Bu seçimde"seçmen" yok!

Yıllardır hem mesleğim gereği seçim takibi yaptım, hem de milletvekili adayı olarak 2 defa sahada çalıştım. Ama bu kadar ilgisiz bir seçim atmosferiyle karşılaşmadım.Garip bir sessizlik hakim!

Cennet CANKILIÇ cennet@internethaber.com

Seçimlere bugün itibariyle tam 25 gün kaldı ama, hala seçim atmosferinin içine girebilmiş değiliz.

Garip bir sessizlik hakim.

Evet, TV’ler seçim programlarından, liderlerin tartışmalarından, yorumcuların değerlendirmelerinden geçilmiyor, gazete manşetleri de öyle…

Evet, liderler sahaya indi. Cumhurbaşkanı Erdoğan, CHP’nin Adayı Muharrem ince, İYİ Parti’nin Adayı Meral Akşener her gün iki il’de miting yapıyorlar.

SP’nin Adayı Temel Karamollaoğlu ile Vatan Partisi’nin Adayı Doğu Perinçek’in de hızına yetişilmiyor. Onlar daha ziyade salon toplantıları ile çalışmalarını yürütüyorlar.

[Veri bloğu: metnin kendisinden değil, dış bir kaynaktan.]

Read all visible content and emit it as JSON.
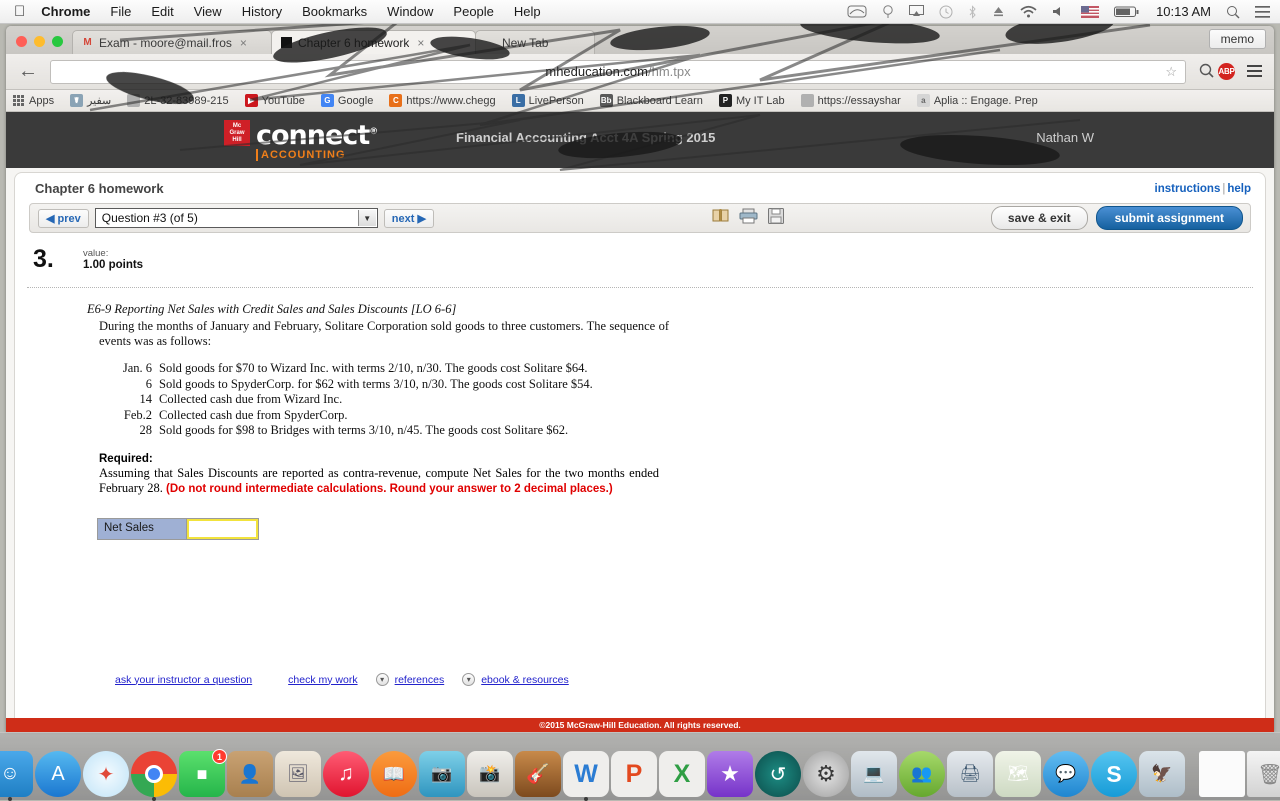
{
  "menubar": {
    "apple_icon": "apple-icon",
    "items": [
      "Chrome",
      "File",
      "Edit",
      "View",
      "History",
      "Bookmarks",
      "Window",
      "People",
      "Help"
    ],
    "status_icons": [
      "trackpad-icon",
      "siri-icon",
      "airplay-icon",
      "time-machine-icon",
      "bluetooth-icon",
      "eject-icon",
      "wifi-icon",
      "volume-icon",
      "flag-us-icon",
      "battery-icon"
    ],
    "clock": "10:13 AM",
    "search_icon": "search-icon",
    "notification_icon": "notification-center-icon"
  },
  "browser": {
    "tabs": [
      {
        "label": "Exam - moore@mail.fros",
        "favicon": "gmail-icon",
        "active": false,
        "close": "×"
      },
      {
        "label": "Chapter 6 homework",
        "favicon": "connect-icon",
        "active": true,
        "close": "×"
      },
      {
        "label": "New Tab",
        "favicon": "newtab-icon",
        "active": false,
        "close": ""
      }
    ],
    "memo_button": "memo",
    "back_icon": "back-arrow-icon",
    "url_host": "mheducation.com",
    "url_path": "/hm.tpx",
    "star_icon": "bookmark-star-icon",
    "zoom_icon": "search-icon",
    "adblock_label": "ABP",
    "menu_icon": "hamburger-menu-icon",
    "bookmarks": [
      {
        "label": "Apps",
        "icon": "apps-grid-icon",
        "color": ""
      },
      {
        "label": "سفير",
        "icon": "caduceus-icon",
        "color": "#8aa3b5"
      },
      {
        "label": "2L-32-83989-215",
        "icon": "page-icon",
        "color": "#b0b0b0"
      },
      {
        "label": "YouTube",
        "icon": "youtube-icon",
        "color": "#cc181e"
      },
      {
        "label": "Google",
        "icon": "google-icon",
        "color": "#4285f4"
      },
      {
        "label": "https://www.chegg",
        "icon": "chegg-icon",
        "color": "#e8701a"
      },
      {
        "label": "LivePerson",
        "icon": "liveperson-icon",
        "color": "#3a6ea5"
      },
      {
        "label": "Blackboard Learn",
        "icon": "blackboard-icon",
        "color": "#5a5a5a"
      },
      {
        "label": "My IT Lab",
        "icon": "pearson-icon",
        "color": "#222222"
      },
      {
        "label": "https://essayshar",
        "icon": "page-icon",
        "color": "#b0b0b0"
      },
      {
        "label": "Aplia :: Engage. Prep",
        "icon": "aplia-icon",
        "color": "#cccccc"
      }
    ]
  },
  "masthead": {
    "brand_box": "McGraw Hill Education",
    "brand_word": "connect",
    "brand_sup": "®",
    "brand_sub": "ACCOUNTING",
    "course": "Financial Accounting Acct 4A Spring 2015",
    "user": "Nathan W"
  },
  "page": {
    "assignment_title": "Chapter 6 homework",
    "instructions_link": "instructions",
    "help_link": "help",
    "separator": "|"
  },
  "toolbar": {
    "prev_label": "◀ prev",
    "question_selector": "Question #3 (of 5)",
    "dropdown_icon": "chevron-down-icon",
    "next_label": "next ▶",
    "icons": [
      "ebook-icon",
      "print-icon",
      "save-icon"
    ],
    "save_exit_label": "save & exit",
    "submit_label": "submit assignment"
  },
  "question": {
    "number": "3.",
    "value_label": "value:",
    "points": "1.00 points",
    "exercise_title": "E6-9 Reporting Net Sales with Credit Sales and Sales Discounts [LO 6-6]",
    "intro": "During the months of January and February, Solitare Corporation sold goods to three customers. The sequence of events was as follows:",
    "events": [
      {
        "date": "Jan. 6",
        "text": "Sold goods for $70 to Wizard Inc. with terms 2/10, n/30. The goods cost Solitare $64."
      },
      {
        "date": "6",
        "text": "Sold goods to SpyderCorp. for $62 with terms 3/10, n/30. The goods cost Solitare $54."
      },
      {
        "date": "14",
        "text": "Collected cash due from Wizard Inc."
      },
      {
        "date": "Feb.2",
        "text": "Collected cash due from SpyderCorp."
      },
      {
        "date": "28",
        "text": "Sold goods for $98 to Bridges with terms 3/10, n/45. The goods cost Solitare $62."
      }
    ],
    "required_label": "Required:",
    "required_text": "Assuming that Sales Discounts are reported as contra-revenue, compute Net Sales for the two months ended February 28. ",
    "required_note": "(Do not round intermediate calculations. Round your answer to 2 decimal places.)",
    "answer_row_label": "Net Sales",
    "answer_value": "",
    "answer_placeholder": ""
  },
  "footer_links": {
    "ask_instructor": "ask your instructor a question",
    "check_my_work": "check my work",
    "references": "references",
    "ebook_resources": "ebook & resources",
    "chevron_icon": "chevron-double-down-icon"
  },
  "copyright": "©2015 McGraw-Hill Education. All rights reserved.",
  "dock": {
    "items": [
      {
        "name": "finder",
        "glyph": "🙂",
        "bg": "#3aa0e8",
        "running": true
      },
      {
        "name": "app-store",
        "glyph": "A",
        "bg": "#2b8fe0",
        "running": false
      },
      {
        "name": "safari",
        "glyph": "⌘",
        "bg": "#d8eefb",
        "running": false
      },
      {
        "name": "chrome",
        "glyph": "",
        "bg": "#ffffff",
        "running": true
      },
      {
        "name": "facetime",
        "glyph": "▶",
        "bg": "#4cd964",
        "running": false,
        "badge": "1"
      },
      {
        "name": "contacts",
        "glyph": "👤",
        "bg": "#c8a06a",
        "running": false
      },
      {
        "name": "preview",
        "glyph": "🖼",
        "bg": "#e6ddd0",
        "running": false
      },
      {
        "name": "itunes",
        "glyph": "♪",
        "bg": "#f6354e",
        "running": false
      },
      {
        "name": "ibooks",
        "glyph": "📖",
        "bg": "#f5832a",
        "running": false
      },
      {
        "name": "photo-booth",
        "glyph": "📷",
        "bg": "#4fb9d8",
        "running": false
      },
      {
        "name": "iphoto",
        "glyph": "📸",
        "bg": "#d9d9d9",
        "running": false
      },
      {
        "name": "garageband",
        "glyph": "🎸",
        "bg": "#a06b3a",
        "running": false
      },
      {
        "name": "microsoft-word",
        "glyph": "W",
        "bg": "#e9e9e9",
        "running": true
      },
      {
        "name": "microsoft-powerpoint",
        "glyph": "P",
        "bg": "#e9e9e9",
        "running": false
      },
      {
        "name": "microsoft-excel",
        "glyph": "X",
        "bg": "#e9e9e9",
        "running": false
      },
      {
        "name": "imovie",
        "glyph": "★",
        "bg": "#8e4fd0",
        "running": false
      },
      {
        "name": "time-machine",
        "glyph": "↺",
        "bg": "#12605e",
        "running": false
      },
      {
        "name": "system-preferences",
        "glyph": "⚙",
        "bg": "#c9c9c9",
        "running": false
      },
      {
        "name": "remote-desktop",
        "glyph": "🖥",
        "bg": "#c4ccd4",
        "running": false
      },
      {
        "name": "messenger",
        "glyph": "👥",
        "bg": "#7ec242",
        "running": false
      },
      {
        "name": "hp-utility",
        "glyph": "🖨",
        "bg": "#d2d6da",
        "running": false
      },
      {
        "name": "maps",
        "glyph": "🗺",
        "bg": "#e4eadd",
        "running": false
      },
      {
        "name": "messages",
        "glyph": "💬",
        "bg": "#3ea8e8",
        "running": false
      },
      {
        "name": "skype",
        "glyph": "S",
        "bg": "#2bb2e8",
        "running": false
      },
      {
        "name": "mail-preview",
        "glyph": "🦅",
        "bg": "#cfd8e0",
        "running": false
      }
    ],
    "separator": "dock-separator",
    "stack_document": "document-stack-icon",
    "trash": "trash-icon"
  }
}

Evet, partilerin genel başkanları ile A takımları ve milletvekili adayları da sahadalar. Hatta İktidar Partisi bu açıdan daha şanslı, 22 bakanıyla beraber gece gündüz oy toplamak için çalışıyor.

Evet, parti binalarının önü düğün dernek misali bayrak süslemelerinden geçilmiyor, kapı önlerindeki giydirilmiş araçlar da gelini götürmeye hazır konvoy olarak hazır duruyor.

Evet, partilerde bir hareketlilik var.

Ama…

                                                    *******                             *******                              ******

Sokakta yok, çarşıda yok, pazarda yok, iş yerinde yok, evde desen , evde de yok!..

Ne ilginçtir ki, tüm bunlar seçmenin umurunda değil.

Biraz ağır kaçacak ama durum şu:

“Sanki partiler kendi aralarında masayı kurmuşlar, oynuyorlar. Bu oyunda  seçmen yok”.

Yıllardır hem mesleğim gereği seçim takibi yaptım, hem de milletvekili adayı olarak 2 defa  sahada  çalıştım.

 Ama bu kadar ilgisiz bir seçim atmosferiyle karşılaşmadım.

7 Haziran’da dahi böyle değildi.

 İnsanlar o dönemde hiç olmazsa tepkilerini dile getiriyorlardı.

 1 Kasım’a gidilen süreçte de öyle…

Kızgındılar, ama istikrarın devamı için yine iktidar partisine oy vereceğim diyorlardı.

Ya da,  artık yeter benim partim kazansın diyerek MHP ve ya CHP’ye oy atacaklarını söylüyorlardı.

En azından  duruşlarını  açık olarak belirtiyorlardı.

Ya şimdi?

Anlamsız bir kaçış var. Seçmen suskun. Umurunda değilmiş gibi davranıyor.

Böyle bir ilgisiz durumun ortaya çıkmasında elbette içinde bulunduğumuz ekonomik kıskacın etkisi vardır, seçimlerin erkenden daha önceye çekilmesinin de, iktidar ve muhalefet partisinin önüne alternatif yeni bir parti kurulmasının da, parlamenter sistemden çıkıp yeni bir yönetim sistemine girmemizin vereceği belirsizlik de, siyasilere olan güvensizlik de, iktidar partisine olan kırgınlık, kızgınlık ve umutsuzlukta, Cumhur ittifakı ile Millet İttifakının getirdiği birlikteliğin tabanlarında benimsenmemesi de…

Son bir hafta ne getirir götürür bilemem ama  bana kalırsa, bu seçim erken seçim olarak koşullarıyla ortaya çıkmasından, listelerin oluşmasından, ittifakların kurulmasına ve seçim sonrası oluşacak yeni yönetim mekanizması ile meclis tablolarının belirsizliğine ve ekonomik darboğaza kadar pek çok  olağandışı gelişmeleri içinde barındırıyor.